In keeping with the spirit of this week, we offer up a fiercely patriotic Sex Tape Derby. Well, truth be told, this doesn't have a damn thing to do with patriotism, but -- what the hey? This is the deal: Let's assume you have a libido (assume away, you might say), and let's assume you now must choose which of the following celebrities you'd rather see star in a homemade sex video. Who would get the, er, thumb's up? Post your selections in the comments section below.


Sara Foster or ...















Alison Lohman?














Caribbean pirate Johnny Depp or ...














Caribbean pirate Orlando Bloom?

Wednesday, July 05, 2006

Water Sports

North Korea fires second missile into Sea of Japan!













There's no mistaking Kim Jong Il as a dastardly madman when he is willing to kick the shit out of a poor, defenseless body of water.

Monday, July 03, 2006

Passion of the Superman

Forget Mel Gibson. In need of that old-time religion at the local cineplex? Superman has returned, and he is here to die for your sins.

The Superman-as-Jesus motif is ladled on thick 'n creamy in Superman Returns, the comeback for the movie franchise in which the late Christopher Reeve starred as the Man of Steel. While there is plenty to admire in this retooled $204 million flick -- particularly some jaw-dropping special effects -- this revival bears little of the gee-whiz wonder and virtually none of the humor that distinguished the 1978 Richard Donner motion picture and its 1980 sequel directed by Richard Lester. And, hell, I wanted to like it. Really. Director Bryan Singer, after all, is a gay Jew. If that isn't someone worth rooting for, who is?

Bear in mind, however, that my disappointment is likely a minority opinion (I tend to have them these days).

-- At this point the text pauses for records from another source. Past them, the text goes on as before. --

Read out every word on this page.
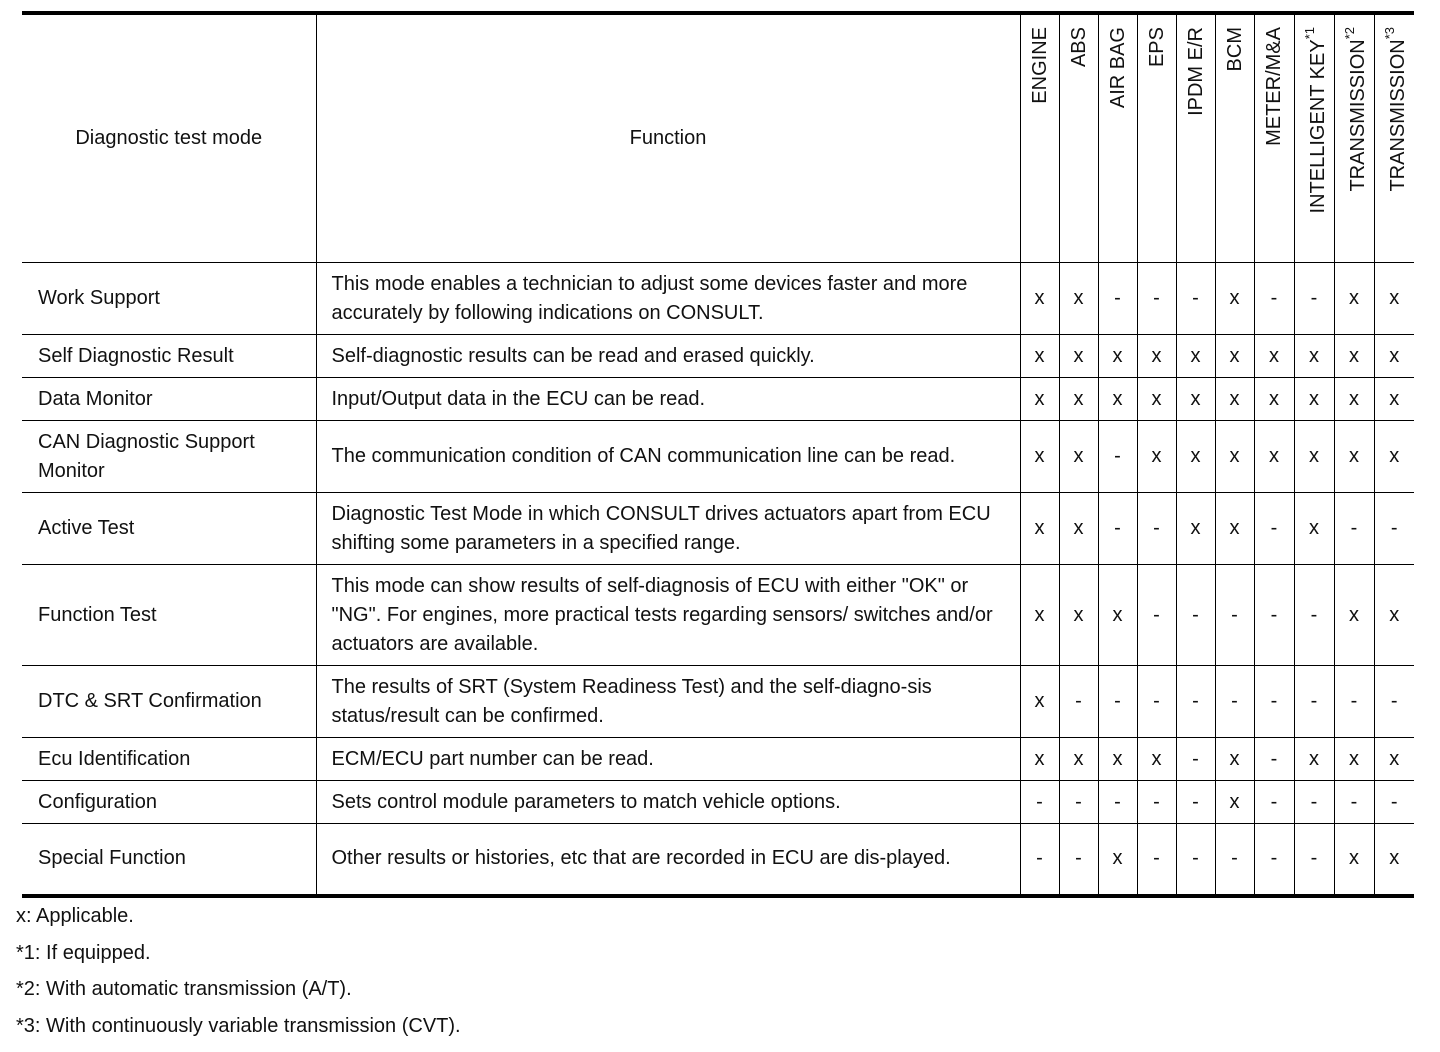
Diagnostic test mode	Function	ENGINE	ABS	AIR BAG	EPS	IPDM E/R	BCM	METER/M&A	INTELLIGENT KEY$^{*1}$	TRANSMISSION$^{*2}$	TRANSMISSION$^{*3}$

Work Support	This mode enables a technician to adjust some devices faster and more accurately by following indications on CONSULT.	x	x	-	-	-	x	-	-	x	x
Self Diagnostic Result	Self-diagnostic results can be read and erased quickly.	x	x	x	x	x	x	x	x	x	x
Data Monitor	Input/Output data in the ECU can be read.	x	x	x	x	x	x	x	x	x	x
CAN Diagnostic Support Monitor	The communication condition of CAN communication line can be read.	x	x	-	x	x	x	x	x	x	x
Active Test	Diagnostic Test Mode in which CONSULT drives actuators apart from ECU shifting some parameters in a specified range.	x	x	-	-	x	x	-	x	-	-
Function Test	This mode can show results of self-diagnosis of ECU with either "OK" or "NG". For engines, more practical tests regarding sensors/ switches and/or actuators are available.	x	x	x	-	-	-	-	-	x	x
DTC & SRT Confirmation	The results of SRT (System Readiness Test) and the self-diagno-sis status/result can be confirmed.	x	-	-	-	-	-	-	-	-	-
Ecu Identification	ECM/ECU part number can be read.	x	x	x	x	-	x	-	x	x	x
Configuration	Sets control module parameters to match vehicle options.	-	-	-	-	-	x	-	-	-	-
Special Function	Other results or histories, etc that are recorded in ECU are dis-played.	-	-	x	-	-	-	-	-	x	x
x: Applicable.
*1: If equipped.
*2: With automatic transmission (A/T).
*3: With continuously variable transmission (CVT).
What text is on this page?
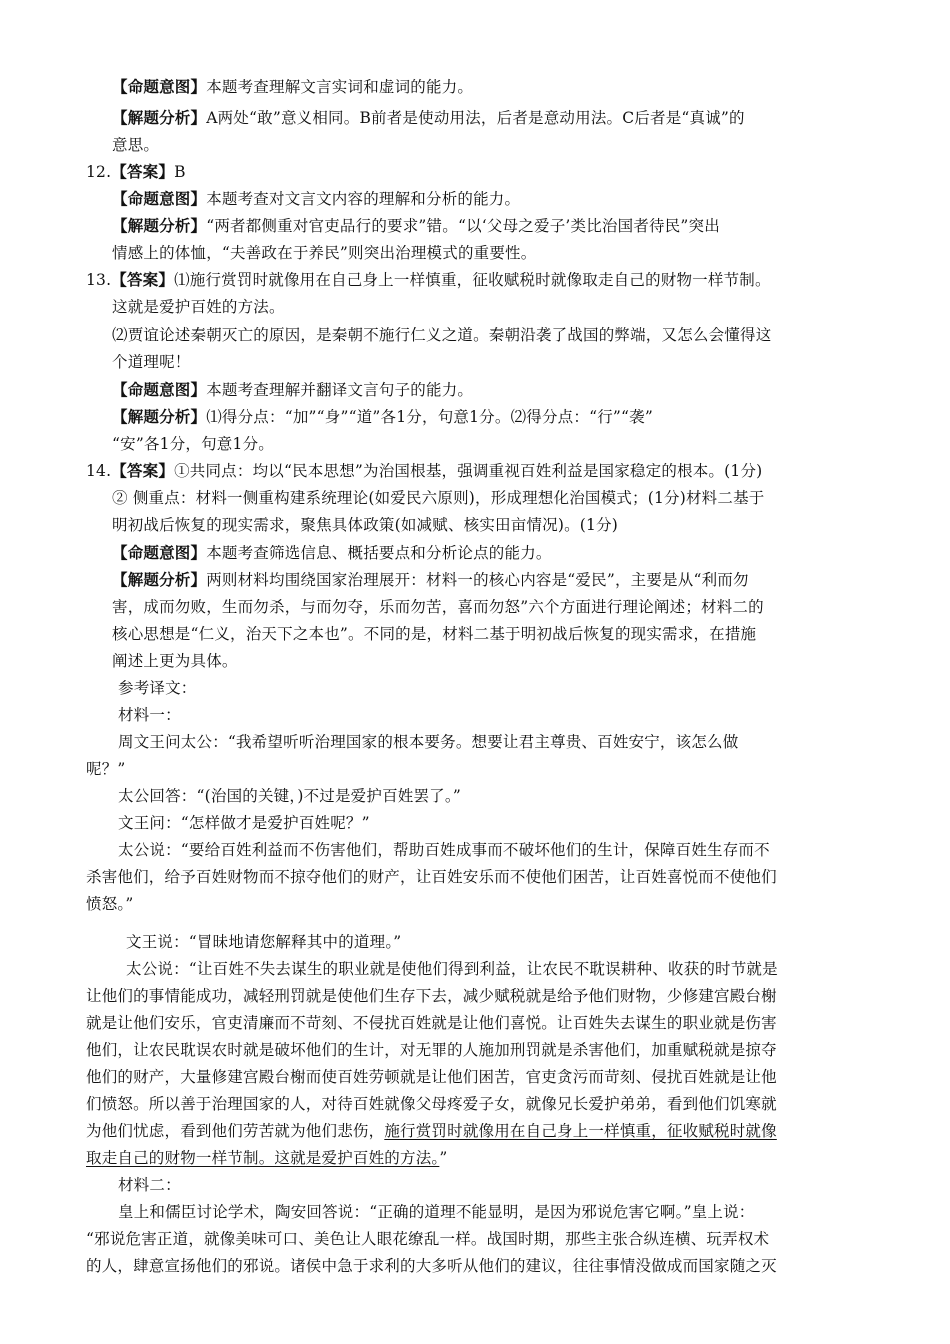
【命题意图】本题考查理解文言实词和虚词的能力。
【解题分析】A两处“敢”意义相同。B前者是使动用法，后者是意动用法。C后者是“真诚”的
意思。
12.【答案】B
【命题意图】本题考查对文言文内容的理解和分析的能力。
【解题分析】“两者都侧重对官吏品行的要求”错。“以‘父母之爱子’类比治国者待民”突出
情感上的体恤，“夫善政在于养民”则突出治理模式的重要性。
13.【答案】⑴施行赏罚时就像用在自己身上一样慎重，征收赋税时就像取走自己的财物一样节制。
这就是爱护百姓的方法。
⑵贾谊论述秦朝灭亡的原因，是秦朝不施行仁义之道。秦朝沿袭了战国的弊端，又怎么会懂得这
个道理呢！
【命题意图】本题考查理解并翻译文言句子的能力。
【解题分析】⑴得分点：“加”“身”“道”各1分，句意1分。⑵得分点：“行”“袭”
“安”各1分，句意1分。
14.【答案】①共同点：均以“民本思想”为治国根基，强调重视百姓利益是国家稳定的根本。(1分)
② 侧重点：材料一侧重构建系统理论(如爱民六原则)，形成理想化治国模式；(1分)材料二基于
明初战后恢复的现实需求，聚焦具体政策(如减赋、核实田亩情况)。(1分)
【命题意图】本题考查筛选信息、概括要点和分析论点的能力。
【解题分析】两则材料均围绕国家治理展开：材料一的核心内容是“爱民”，主要是从“利而勿
害，成而勿败，生而勿杀，与而勿夺，乐而勿苦，喜而勿怒”六个方面进行理论阐述；材料二的
核心思想是“仁义，治天下之本也”。不同的是，材料二基于明初战后恢复的现实需求，在措施
阐述上更为具体。
参考译文：
材料一：
周文王问太公：“我希望听听治理国家的根本要务。想要让君主尊贵、百姓安宁，该怎么做
呢？”
太公回答：“(治国的关键，)不过是爱护百姓罢了。”
文王问：“怎样做才是爱护百姓呢？”
太公说：“要给百姓利益而不伤害他们，帮助百姓成事而不破坏他们的生计，保障百姓生存而不
杀害他们，给予百姓财物而不掠夺他们的财产，让百姓安乐而不使他们困苦，让百姓喜悦而不使他们
愤怒。”
文王说：“冒昧地请您解释其中的道理。”
太公说：“让百姓不失去谋生的职业就是使他们得到利益，让农民不耽误耕种、收获的时节就是
让他们的事情能成功，减轻刑罚就是使他们生存下去，减少赋税就是给予他们财物，少修建宫殿台榭
就是让他们安乐，官吏清廉而不苛刻、不侵扰百姓就是让他们喜悦。让百姓失去谋生的职业就是伤害
他们，让农民耽误农时就是破坏他们的生计，对无罪的人施加刑罚就是杀害他们，加重赋税就是掠夺
他们的财产，大量修建宫殿台榭而使百姓劳顿就是让他们困苦，官吏贪污而苛刻、侵扰百姓就是让他
们愤怒。所以善于治理国家的人，对待百姓就像父母疼爱子女，就像兄长爱护弟弟，看到他们饥寒就
为他们忧虑，看到他们劳苦就为他们悲伤，施行赏罚时就像用在自己身上一样慎重，征收赋税时就像
取走自己的财物一样节制。这就是爱护百姓的方法。”
材料二：
皇上和儒臣讨论学术，陶安回答说：“正确的道理不能显明，是因为邪说危害它啊。”皇上说：
“邪说危害正道，就像美味可口、美色让人眼花缭乱一样。战国时期，那些主张合纵连横、玩弄权术
的人，肆意宣扬他们的邪说。诸侯中急于求利的大多听从他们的建议，往往事情没做成而国家随之灭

When I saw Superman Returns at an advance screening, I sat between two friends and fellow movie fans. One loved it. The other loathed it. I fell somewhere in between, although I was certainly underwhelmed. As my pro-Superman pal noted, it was as if we had seen different movies.

The polarizing views of critics and fans alike are fascinating, really -- and perhaps, ultimately, a testament to the willingness of its makers to take creative risks in a summer blockbuster. While most reviews have been positive, there have been some noted raspberries from the likes of Roger Ebert, The New York Times' Manohla Dargis and The Los Angeles Times' Kenneth Turan.

My complaints with the film stem from its fake sentiment. Superman, lonely and alienated, yearns for the humanity as exemplified by Lois Lane (Kate Bosworth), and yet she is just kind of a whiney dishrag of a character. More irritating is a father-son theme that is more said than shown, the failings of a pedestrian script that believes it can wring pathos simply by presenting us with a kid who may or may not be spawn of Superman. "In the end, sadly, this script is shown as comprised of gossamer threads tying together moments and characters," concludes Creative Screenwriting magazine. "Superman Returns could have been one for the ages, but the Man of Steel was grounded by a shallow story. The writers took easy, sometimes illogical choices, and hobble what should have been one of the year's, and maybe even the decade's, greatest films."




Perhaps my biggest gripe with the film is its grim tone. Such ambivalence and darkness worked beautifully in Batman Begins, in which the filmmakers grounded that particular superhero legend with a sense of grittiness and plausibility.

But, hey, the Superman myth is a different breed of cat. When a guy's disguise is dependent solely on eyeglasses, it seems to me that the story calls for anything but joyless reverence. There are some terrific moments in Superman Returns, but only fleetingly -- such as the sequence in which farmboy Clark Kent discovers his superpowers -- does the movie soar with wonder.

For me, David Edelstein hits the nail on the head in his review for New York magazine: "It’s not that the movie is 157 minutes; it’s that it feels like 157 minutes."